Jika pada waktu konseling yang ditentukan Wajib Pajak tidak datang, maka seharusnya
atas Wajib Pajak akan diusulkan untuk dilakukan pemeriksaan. Dalam prosesnya, AR
akan mengajukan kepada seksi pemeriksaan terkait Wajib Pajak yang akan diusulkan
untuk dilakukan pemeriksaan. Lalu akan dibahas apakah atas Wajib Pajak tersebut perlu
dilakukan tindakan pemeriksaan. Jika pemeriksaan akan dilakukan, maka Fungsional
akan membentuk tim untuk melakukan tindakan pemeriksaan. Tetapi, pada
kenyataannya di lapangan AR tidak akan langsung mengusulkan untuk dilakukan
pemeriksaan. AR akan melakukan proses Verifikasi Data dengan mendapat Surat Tugas
dari Kepala Seksi Pengawasan dan Konsultasi. Lalu AR akan mengirim Surat Undangan
Verifikasi Data kepada Wajib Pajak. Jika Wajib Pajak tidak hadir sesuai jadwal, maka
Wajib Pajak dianggap setuju atas utang pajak yang dimilikinya dan atasnya dapat
diterbitkan Surat Ketetapan Pajak (SKP) untuk menagih utang pajak tersebut. Verifikasi
data ini dilakukan karena dalam prosesnya memerlukan waktu yang relatif lebih singkat
dibandingkan dengan proses pemeriksaan. Selain itu, proses verifikasi data ini juga
memiliki kekuatan hukum untuk menerbitkan Surat Ketetapan Pajak.

4
BAB III
PENUTUP
A. Kesimpulan
Pada dasarnya, konseling merupakan sarana bagi Wajib Pajak untuk melakukan
klarifikasi atas data yang terdapat di dalam surat himbauan. Dengan pengiriman surat
himbauan, Wajib Pajak diharapkan untuk menanggapi surat himbauan yang diterimanya
sehingga Wajib Pajak tersebut dapat memenuhi kewajiban perpajakannya atau dengan kata
lain tidak lagi memiliki utang kepada negara. Jika Wajib Pajak merasa perlu untuk
melakukan klarifikasi atas data yang terdapat dalam surat himbauan, maka disediakan
sebuah sarana bagi Wajib Pajak untuk melakukan Konseling dengan Account
Representativenya. Selain itu, apabila Wajib Pajak tidak menanggapi surat himbauan hingga
berakhirnya jangka waktu surat himbauan kedua, maka kepada Wajib Pajak tersebut akan
dikirimkan Surat Undangan Konseling.

B. Saran
1. KPP Pratama menyediakan kurir sendiri untuk melakukan pengiriman surat kepada
Wajib Pajak. Dengan cara ini, pengeluaran KPP Pratama akan semakin sedikit untuk
masalah pengiriman surat mengingat KPP Pratama bisa mengirimkan banyak surat
dalam 1 bulan. Selain itu, diharapkan surat kempos semakin berkurang.
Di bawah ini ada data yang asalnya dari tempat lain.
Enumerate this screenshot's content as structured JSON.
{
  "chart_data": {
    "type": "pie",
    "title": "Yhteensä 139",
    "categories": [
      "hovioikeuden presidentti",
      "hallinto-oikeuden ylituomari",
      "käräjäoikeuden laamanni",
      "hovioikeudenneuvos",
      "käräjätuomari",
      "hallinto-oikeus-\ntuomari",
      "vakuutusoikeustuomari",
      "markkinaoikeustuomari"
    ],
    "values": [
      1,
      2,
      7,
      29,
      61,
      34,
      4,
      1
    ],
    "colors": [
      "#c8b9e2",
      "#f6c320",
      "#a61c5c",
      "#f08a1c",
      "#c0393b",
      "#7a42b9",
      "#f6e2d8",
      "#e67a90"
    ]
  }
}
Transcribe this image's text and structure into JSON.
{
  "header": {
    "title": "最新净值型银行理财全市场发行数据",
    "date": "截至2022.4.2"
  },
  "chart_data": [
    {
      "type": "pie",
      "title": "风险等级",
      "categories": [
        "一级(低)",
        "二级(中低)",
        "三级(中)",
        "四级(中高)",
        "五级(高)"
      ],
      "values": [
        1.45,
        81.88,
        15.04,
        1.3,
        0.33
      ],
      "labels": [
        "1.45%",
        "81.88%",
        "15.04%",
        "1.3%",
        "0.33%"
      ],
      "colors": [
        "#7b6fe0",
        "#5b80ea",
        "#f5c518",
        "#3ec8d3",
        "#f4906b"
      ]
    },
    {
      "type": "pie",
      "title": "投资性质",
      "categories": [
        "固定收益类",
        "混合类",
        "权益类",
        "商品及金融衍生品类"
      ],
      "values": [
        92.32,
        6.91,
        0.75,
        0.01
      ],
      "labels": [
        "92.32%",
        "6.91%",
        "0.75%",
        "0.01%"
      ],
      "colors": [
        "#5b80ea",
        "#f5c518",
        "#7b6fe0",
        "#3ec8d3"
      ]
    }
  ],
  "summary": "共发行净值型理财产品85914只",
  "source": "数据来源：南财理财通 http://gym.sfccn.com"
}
2. Atas surat-surat yang kempos, Account Representative melakukan pengecekan atas
penyebab surat kempos. Misalnya jika alasan kempos adalah alamat tidak ditemukan,
maka Account Representative melakukan pengecekan langsung ke alamat, sehingga
Account Representative dapat melakukan update data dari Wajib Pajak tersebut jika
memang terdapat perubahan alamat.
3. Menurut Peraturan Direktur Jenderal Pajak PER-170/PJ/2007 tentang Tata Cara
Pelaksanaan Konseling terhadap Wajib Pajak sebagai Tindak Lanjut Surat Himbauan,
seharusnya setelah jangka waktu 14 hari sejak tanggal pelaksanaan konseling berakhir
Wajib Pajak belum membetulkan Surat Pemberitahuan, terhadap Wajib Pajak tersebut
agar diusulkan untuk dilakukan pemeriksaan. Tetapi, untuk menghemat waktu, Account
Representative melakukan Verifikasi data Wajib Pajak. Menurut penulis, selama
pemakaian waktu dapat lebih efisien dan tidak mengurangi/menghapus utang Wajib
Pajak, pemakaian prosedur verifikasi data lebih baik digunakan sehingga Wajib Pajak
juga lebih cepat memenuhi kewajiban perpajakannya.